A emissora de TV privada ToloNews abriu o programa principal com uma apresentadora entrevistando um membro do Talibã, que defendeu os direitos alcançados pelas mulheres nas últimas duas décadas. Durante o regime do Talibã, de 1996 a 2001, as mulheres afegãs estavam confinadas às suas casas.

Muitos afegãos se mostram céticos em relação a essa nova faceta, supostamente mais moderada, do grupo fundamentalista islâmico conhecido pela sua brutalidade. Eles ainda se lembram do regime talibã e suas severas restrições à presença das mulheres na vida pública, dos apedrejamentos, amputações e execuções públicas.

Os talibãs ocuparam Cabul pela primeira vez outubro de 1996 e pelos cinco anos seguintes lideraram um regime totalitário que ficou conhecido pela repressão brutal a mulheres – simbolizada pela imposição da burca – e pela aplicação de uma versão extremamente arcaica e tirânica do islã.

Aparente calma em Cabul

Depois das cenas caóticas vistas nesta segunda-feira, a cidade de Cabul amanheceu mais calma nesta terça. Em várias ruas, os agentes de trânsito estavam controlando a circulação de automóveis, algumas lojas reabriram e funcionários de hospitais e centros de saúde voltaram a trabalhar, segundo relatos de jornalistas das agências de notícias Efe e AFP.

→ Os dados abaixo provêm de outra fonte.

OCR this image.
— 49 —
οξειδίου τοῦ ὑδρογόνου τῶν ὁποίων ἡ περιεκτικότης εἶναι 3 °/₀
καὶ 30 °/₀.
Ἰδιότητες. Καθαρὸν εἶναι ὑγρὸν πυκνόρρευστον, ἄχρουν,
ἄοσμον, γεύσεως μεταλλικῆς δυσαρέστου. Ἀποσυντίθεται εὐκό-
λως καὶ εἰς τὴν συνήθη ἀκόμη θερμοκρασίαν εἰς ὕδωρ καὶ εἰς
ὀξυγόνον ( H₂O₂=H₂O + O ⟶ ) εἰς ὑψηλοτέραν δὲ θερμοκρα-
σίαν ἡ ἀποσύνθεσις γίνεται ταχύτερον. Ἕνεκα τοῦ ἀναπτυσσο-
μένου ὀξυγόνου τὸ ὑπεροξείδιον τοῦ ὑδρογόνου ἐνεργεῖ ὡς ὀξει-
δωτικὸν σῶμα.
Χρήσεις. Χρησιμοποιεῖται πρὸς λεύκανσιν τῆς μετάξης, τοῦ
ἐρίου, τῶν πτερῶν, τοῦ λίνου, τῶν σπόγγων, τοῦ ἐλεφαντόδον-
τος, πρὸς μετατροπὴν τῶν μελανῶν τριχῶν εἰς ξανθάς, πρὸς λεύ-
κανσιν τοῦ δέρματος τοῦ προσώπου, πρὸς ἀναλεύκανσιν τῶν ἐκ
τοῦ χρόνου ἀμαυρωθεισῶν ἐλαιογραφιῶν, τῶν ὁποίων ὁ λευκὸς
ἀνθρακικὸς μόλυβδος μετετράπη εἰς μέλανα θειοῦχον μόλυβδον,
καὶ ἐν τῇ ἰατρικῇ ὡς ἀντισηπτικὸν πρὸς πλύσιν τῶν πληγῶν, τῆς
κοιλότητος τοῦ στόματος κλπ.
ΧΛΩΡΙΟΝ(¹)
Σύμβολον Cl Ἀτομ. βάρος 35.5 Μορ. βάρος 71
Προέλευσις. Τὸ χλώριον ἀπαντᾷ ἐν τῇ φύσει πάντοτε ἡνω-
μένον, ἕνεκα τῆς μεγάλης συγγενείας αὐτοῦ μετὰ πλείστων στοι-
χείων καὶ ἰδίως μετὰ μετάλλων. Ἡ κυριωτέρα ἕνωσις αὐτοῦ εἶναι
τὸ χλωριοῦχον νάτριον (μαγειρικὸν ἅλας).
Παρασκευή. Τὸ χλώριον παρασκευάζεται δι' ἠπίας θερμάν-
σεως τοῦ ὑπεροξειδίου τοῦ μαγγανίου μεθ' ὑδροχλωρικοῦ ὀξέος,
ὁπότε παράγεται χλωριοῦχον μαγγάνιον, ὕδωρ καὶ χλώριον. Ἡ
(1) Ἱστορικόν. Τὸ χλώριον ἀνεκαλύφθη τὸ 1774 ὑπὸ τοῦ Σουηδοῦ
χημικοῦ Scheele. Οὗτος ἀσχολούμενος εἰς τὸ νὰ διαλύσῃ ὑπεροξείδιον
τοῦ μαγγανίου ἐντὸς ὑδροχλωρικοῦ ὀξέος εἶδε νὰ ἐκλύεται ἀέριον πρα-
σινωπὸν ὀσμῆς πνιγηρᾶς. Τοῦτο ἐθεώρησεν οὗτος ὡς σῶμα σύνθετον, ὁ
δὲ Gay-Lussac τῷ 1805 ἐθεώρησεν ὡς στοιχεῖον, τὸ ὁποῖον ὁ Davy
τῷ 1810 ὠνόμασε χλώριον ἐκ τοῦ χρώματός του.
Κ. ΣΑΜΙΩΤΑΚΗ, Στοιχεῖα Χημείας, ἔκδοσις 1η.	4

Mas poucas mulheres foram vistas nas ruas, e há sinais de que a vida não será a mesma no Emirado Islâmico do Afeganistão, nome escolhido pelo Talibã para designar o país. Segundo a AFP, os homens trocaram as roupas ocidentais por trajes tradicionais, e a televisão estatal transmitia sobretudo programas islâmicos. Poucas mulheres têm arriscado sair de casa.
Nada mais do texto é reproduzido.